The current SR has several strengths. First, a comprehensive systematic search was conducted on three databases, checking for efficacy, safety and cost-effectiveness. Second, rigorous evaluation methods were employed, including the use of the GRADE approach to rate the certainty of the evidence. The outcomes included were prioritised beforehand and the minimal important difference was considered when available for all AD-related outcomes.
Optimal presentation of results into tabulated format (summary of findings) is provided aiming to improve communication to patients, clinicians, and other stakeholders.
There are some limitations as well. Only studies published in English were included. However, the studies included in previous systematic reviews were thoroughly evaluated and additional studies were suggested by the GDG, which decreases the possibility of missing studies. No observational studies were included, which could inform better on outcomes with low quality of evidence (i.e, serious adverse events). However, they will be considered when formulating recommendations. A ‘de novo ’ economic analysis was not conducted; however, a rigorous and explicit critical appraisal and transferability assessment of cost-effectiveness data is provided.

Conclusion

Dupilumab demonstrated a significant short-term benefit for the adults and adolescents with uncontrolled moderate-to-severe atopic dermatitis, by improving symptoms and disease severity, reducing the use of rescue medications and improving the quality of life. For adults there is evidence for long-term benefit. Thresholds for cost-effectiveness are probably acceptable for some high-income countries, however dupilumab might not be equally cost-effective in countries with limited resources.

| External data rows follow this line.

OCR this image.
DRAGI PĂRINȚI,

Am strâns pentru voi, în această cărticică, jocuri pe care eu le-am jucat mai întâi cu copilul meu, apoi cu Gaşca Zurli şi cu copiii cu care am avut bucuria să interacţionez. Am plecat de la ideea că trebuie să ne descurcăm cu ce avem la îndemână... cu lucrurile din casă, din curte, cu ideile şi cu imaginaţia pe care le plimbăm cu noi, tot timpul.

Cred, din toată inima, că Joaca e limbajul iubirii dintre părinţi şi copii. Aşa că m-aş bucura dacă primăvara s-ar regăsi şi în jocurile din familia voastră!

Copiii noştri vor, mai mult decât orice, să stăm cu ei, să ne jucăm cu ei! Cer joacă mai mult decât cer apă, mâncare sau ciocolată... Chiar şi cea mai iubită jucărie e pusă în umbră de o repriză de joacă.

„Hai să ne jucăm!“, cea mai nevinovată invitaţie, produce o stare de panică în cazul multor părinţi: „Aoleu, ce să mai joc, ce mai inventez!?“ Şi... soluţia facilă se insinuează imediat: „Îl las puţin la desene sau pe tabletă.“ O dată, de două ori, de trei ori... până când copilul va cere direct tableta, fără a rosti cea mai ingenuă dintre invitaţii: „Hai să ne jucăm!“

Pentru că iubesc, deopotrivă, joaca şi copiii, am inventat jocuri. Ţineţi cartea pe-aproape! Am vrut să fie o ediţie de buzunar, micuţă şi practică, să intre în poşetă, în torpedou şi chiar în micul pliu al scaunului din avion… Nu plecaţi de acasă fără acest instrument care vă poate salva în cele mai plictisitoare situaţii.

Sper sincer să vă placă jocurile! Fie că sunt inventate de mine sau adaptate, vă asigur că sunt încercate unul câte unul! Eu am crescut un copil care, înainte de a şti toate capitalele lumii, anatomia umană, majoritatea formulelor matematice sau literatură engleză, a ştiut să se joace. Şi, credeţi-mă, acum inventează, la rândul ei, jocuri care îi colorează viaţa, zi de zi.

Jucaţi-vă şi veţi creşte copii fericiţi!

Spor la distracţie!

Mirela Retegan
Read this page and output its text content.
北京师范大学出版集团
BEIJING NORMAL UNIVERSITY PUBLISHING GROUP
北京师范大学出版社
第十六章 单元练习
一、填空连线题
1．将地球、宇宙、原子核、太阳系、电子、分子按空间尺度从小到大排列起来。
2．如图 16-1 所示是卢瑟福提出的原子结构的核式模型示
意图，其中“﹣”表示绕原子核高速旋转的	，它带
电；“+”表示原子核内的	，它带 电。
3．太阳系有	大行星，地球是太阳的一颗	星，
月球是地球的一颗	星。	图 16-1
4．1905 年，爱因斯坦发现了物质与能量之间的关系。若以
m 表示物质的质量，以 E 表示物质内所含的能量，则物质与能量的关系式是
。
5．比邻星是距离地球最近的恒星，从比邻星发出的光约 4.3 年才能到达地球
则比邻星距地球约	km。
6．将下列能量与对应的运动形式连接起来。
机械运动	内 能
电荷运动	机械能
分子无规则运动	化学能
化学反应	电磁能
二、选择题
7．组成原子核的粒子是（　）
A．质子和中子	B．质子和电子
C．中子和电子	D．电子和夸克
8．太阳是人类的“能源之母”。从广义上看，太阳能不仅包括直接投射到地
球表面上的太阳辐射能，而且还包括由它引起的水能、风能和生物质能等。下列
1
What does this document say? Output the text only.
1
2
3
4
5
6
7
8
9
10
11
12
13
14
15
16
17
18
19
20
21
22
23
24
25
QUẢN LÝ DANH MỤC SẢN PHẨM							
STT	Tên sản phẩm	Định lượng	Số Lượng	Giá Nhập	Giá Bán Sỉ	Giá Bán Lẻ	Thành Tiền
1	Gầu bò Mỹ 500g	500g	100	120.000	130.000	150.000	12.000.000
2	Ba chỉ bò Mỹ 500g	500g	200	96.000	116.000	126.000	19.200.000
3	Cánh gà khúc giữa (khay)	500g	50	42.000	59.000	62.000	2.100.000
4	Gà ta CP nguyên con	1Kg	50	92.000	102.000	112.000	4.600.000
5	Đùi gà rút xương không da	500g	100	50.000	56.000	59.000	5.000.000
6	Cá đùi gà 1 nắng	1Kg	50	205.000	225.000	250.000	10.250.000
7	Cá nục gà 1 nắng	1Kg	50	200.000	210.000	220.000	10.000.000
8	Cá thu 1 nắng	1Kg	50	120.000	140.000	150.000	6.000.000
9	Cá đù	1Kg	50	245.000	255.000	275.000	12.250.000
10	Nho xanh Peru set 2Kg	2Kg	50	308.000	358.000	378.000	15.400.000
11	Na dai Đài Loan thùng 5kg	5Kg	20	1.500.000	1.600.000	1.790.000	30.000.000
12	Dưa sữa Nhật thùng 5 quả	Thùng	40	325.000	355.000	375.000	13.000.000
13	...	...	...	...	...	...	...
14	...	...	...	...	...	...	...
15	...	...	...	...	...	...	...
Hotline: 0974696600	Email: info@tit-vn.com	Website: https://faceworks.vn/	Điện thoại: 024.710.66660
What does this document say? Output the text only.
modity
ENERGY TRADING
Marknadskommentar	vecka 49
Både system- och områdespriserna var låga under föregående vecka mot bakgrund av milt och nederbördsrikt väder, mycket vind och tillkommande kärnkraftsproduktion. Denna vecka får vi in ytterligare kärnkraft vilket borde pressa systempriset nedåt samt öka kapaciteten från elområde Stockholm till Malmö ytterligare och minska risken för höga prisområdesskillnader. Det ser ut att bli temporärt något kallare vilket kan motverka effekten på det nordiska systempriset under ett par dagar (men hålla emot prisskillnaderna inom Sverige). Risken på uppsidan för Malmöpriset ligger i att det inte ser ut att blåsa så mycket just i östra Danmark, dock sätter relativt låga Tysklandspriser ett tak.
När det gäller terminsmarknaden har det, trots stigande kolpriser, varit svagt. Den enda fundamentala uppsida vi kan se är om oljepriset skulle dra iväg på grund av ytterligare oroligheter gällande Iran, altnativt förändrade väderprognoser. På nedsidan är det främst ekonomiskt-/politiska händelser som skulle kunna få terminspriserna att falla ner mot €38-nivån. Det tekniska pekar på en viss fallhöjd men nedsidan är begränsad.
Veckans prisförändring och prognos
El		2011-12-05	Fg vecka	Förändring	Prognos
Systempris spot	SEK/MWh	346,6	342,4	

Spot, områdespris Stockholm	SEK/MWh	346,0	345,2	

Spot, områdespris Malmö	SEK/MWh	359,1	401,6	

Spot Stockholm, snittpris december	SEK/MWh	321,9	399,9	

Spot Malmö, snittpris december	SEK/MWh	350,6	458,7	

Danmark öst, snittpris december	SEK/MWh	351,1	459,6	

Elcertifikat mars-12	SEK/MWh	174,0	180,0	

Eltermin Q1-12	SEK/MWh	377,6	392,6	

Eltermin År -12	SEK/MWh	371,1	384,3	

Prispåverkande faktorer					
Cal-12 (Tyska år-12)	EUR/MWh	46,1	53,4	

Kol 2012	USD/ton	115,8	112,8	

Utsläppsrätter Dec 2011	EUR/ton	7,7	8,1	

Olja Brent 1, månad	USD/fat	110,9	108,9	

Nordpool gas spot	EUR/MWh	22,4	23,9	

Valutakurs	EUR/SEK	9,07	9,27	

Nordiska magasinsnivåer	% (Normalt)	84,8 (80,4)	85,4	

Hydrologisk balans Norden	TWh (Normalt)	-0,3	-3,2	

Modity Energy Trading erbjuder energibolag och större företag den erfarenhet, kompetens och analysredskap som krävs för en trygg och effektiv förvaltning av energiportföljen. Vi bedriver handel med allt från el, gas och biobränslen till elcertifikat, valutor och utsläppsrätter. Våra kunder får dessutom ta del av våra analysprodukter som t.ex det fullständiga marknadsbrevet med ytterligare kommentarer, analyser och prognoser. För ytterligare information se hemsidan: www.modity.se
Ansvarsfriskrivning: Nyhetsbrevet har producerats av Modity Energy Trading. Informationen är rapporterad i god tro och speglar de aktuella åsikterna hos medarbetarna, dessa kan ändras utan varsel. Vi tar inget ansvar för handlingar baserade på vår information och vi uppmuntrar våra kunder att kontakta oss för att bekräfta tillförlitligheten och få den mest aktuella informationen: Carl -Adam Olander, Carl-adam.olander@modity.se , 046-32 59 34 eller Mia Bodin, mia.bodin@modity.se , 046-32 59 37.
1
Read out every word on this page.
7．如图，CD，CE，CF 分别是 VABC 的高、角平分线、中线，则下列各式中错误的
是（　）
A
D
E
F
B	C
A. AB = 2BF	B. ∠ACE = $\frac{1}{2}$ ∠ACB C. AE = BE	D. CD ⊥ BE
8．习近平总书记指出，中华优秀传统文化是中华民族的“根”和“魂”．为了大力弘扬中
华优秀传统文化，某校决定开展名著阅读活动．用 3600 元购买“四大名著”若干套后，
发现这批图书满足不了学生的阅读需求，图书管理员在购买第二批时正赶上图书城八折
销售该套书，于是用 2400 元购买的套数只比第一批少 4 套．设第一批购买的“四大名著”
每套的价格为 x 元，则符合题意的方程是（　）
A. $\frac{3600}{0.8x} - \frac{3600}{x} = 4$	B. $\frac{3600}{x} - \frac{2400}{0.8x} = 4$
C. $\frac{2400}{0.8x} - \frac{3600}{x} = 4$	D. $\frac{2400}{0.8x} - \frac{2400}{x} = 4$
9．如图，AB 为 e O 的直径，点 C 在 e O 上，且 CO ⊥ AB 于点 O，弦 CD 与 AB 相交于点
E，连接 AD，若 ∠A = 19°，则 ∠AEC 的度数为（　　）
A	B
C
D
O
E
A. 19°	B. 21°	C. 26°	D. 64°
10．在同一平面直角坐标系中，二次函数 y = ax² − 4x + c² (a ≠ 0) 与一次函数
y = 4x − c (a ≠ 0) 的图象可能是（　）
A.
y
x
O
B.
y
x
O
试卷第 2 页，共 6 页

Although short term safety data showed no visible increase of AE, more accurate AE reporting is warranted in RCTs for both adult and adolescent population, combined with long-term safety evaluation using observational and effectiveness studies and registries. There are several ongoing open-label studies (53,54) and registries (55) evaluating the long-term safety and efficacy of dupilumab in atopic dermatitis that are likely to be informative in formulating recommendations.